Data slices, data partitions, and disks

It is important to understand the relationship of SPUs, disks, data slices, and data partitions in the IBM® Netezza® appliance. Netezza uses these terms to help identify hardware components for system management tasks and troubleshooting events.

Disks

A disk is a physical drive on which data resides. In a Netezza system, host servers have several disks that hold the Netezza software, host operating system, database metadata, and sometimes small user files. The Netezza system also has many more disks that hold the user databases and tables.
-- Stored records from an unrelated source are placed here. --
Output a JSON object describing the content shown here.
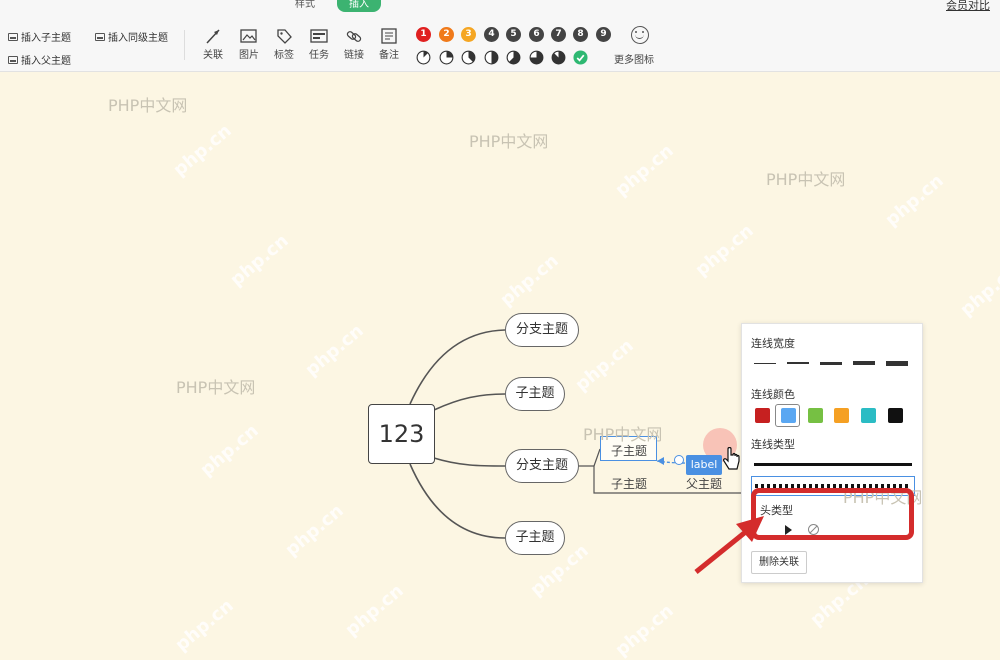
{
  "tabs": {
    "style": "样式",
    "insert": "插入",
    "member": "会员对比"
  },
  "toolbar": {
    "insert_child": "插入子主题",
    "insert_sibling": "插入同级主题",
    "insert_parent": "插入父主题",
    "tools": [
      "关联",
      "图片",
      "标签",
      "任务",
      "链接",
      "备注"
    ],
    "priorities": [
      {
        "n": "1",
        "color": "#e02020"
      },
      {
        "n": "2",
        "color": "#f07a1a"
      },
      {
        "n": "3",
        "color": "#f5a623"
      },
      {
        "n": "4",
        "color": "#444444"
      },
      {
        "n": "5",
        "color": "#444444"
      },
      {
        "n": "6",
        "color": "#444444"
      },
      {
        "n": "7",
        "color": "#444444"
      },
      {
        "n": "8",
        "color": "#444444"
      },
      {
        "n": "9",
        "color": "#444444"
      }
    ],
    "progress_levels": [
      0.125,
      0.25,
      0.375,
      0.5,
      0.625,
      0.75,
      0.875,
      1.0
    ],
    "more_icons": "更多图标"
  },
  "canvas": {
    "watermark": "PHP中文网",
    "diag_watermark": "php.cn",
    "central": "123",
    "branch1": "分支主题",
    "sub1": "子主题",
    "branch2": "分支主题",
    "sub2": "子主题",
    "sub_sel": "子主题",
    "sub_low": "子主题",
    "parent": "父主题",
    "label": "label"
  },
  "panel": {
    "width_title": "连线宽度",
    "color_title": "连线颜色",
    "colors": [
      "#c62020",
      "#5aa7f2",
      "#76c043",
      "#f5a023",
      "#2bbcc4",
      "#111111"
    ],
    "type_title": "连线类型",
    "head_title": "头类型",
    "delete_btn": "删除关联"
  }
}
Each disk has a unique hardware ID to identify it.

For the IBM PureData® System for Analytics N200x appliances, 24 disks reside in each disk enclosure, and full rack models have 12 enclosures per rack for a total of 288 disks per rack.

For IBM Netezza 1000 or IBM PureData System for Analytics N1001 systems, 48 disks reside in one storage array; a full-rack system has two storage arrays for a total of 96 disks.

For IBM PureData System for Analytics N3001-001 appliances, all disks are located on two hosts. 16 out of 24 disks on each host are used for storing data slices.

Data slices

A data slice is a logical representation of the data that is saved on a disk. The data slice contains “pieces” of each user database and table. When users create tables and load their data, they distribute the data for the table across the data slices in the system by using a distribution key. An optimal distribution is one where each data slice has approximately the same amount of each user table as any other. The Netezza system distributes the user data to all of the data slices in the system by using a hashing algorithm.

Data partitions

A data partition is a logical representation of a data slice that is managed by a specific SPU. That is, each SPU owns one or more data partitions, which contains the user data that the SPU is responsible for processing during queries. For example, in the IBM PureData System for Analytics N200x appliances, each SPU typically owns 40 data partitions although one or two may own 32 partitions. For example, in IBM Netezza 1000 or IBM PureData System for Analytics N1001 systems, each SPU typically owns 8 data partitions although one SPU has only 6 partitions. For a Netezza C1000 system, each SPU owns 9 data partitions by default. SPUs could own more than their default number of partitions; if a SPU fails, its data partitions are reassigned to the other active SPUs in the system. In IBM PureData System for Analytics N3001-001 appliances, each of the two virtual SPUs owns 14 data partitions.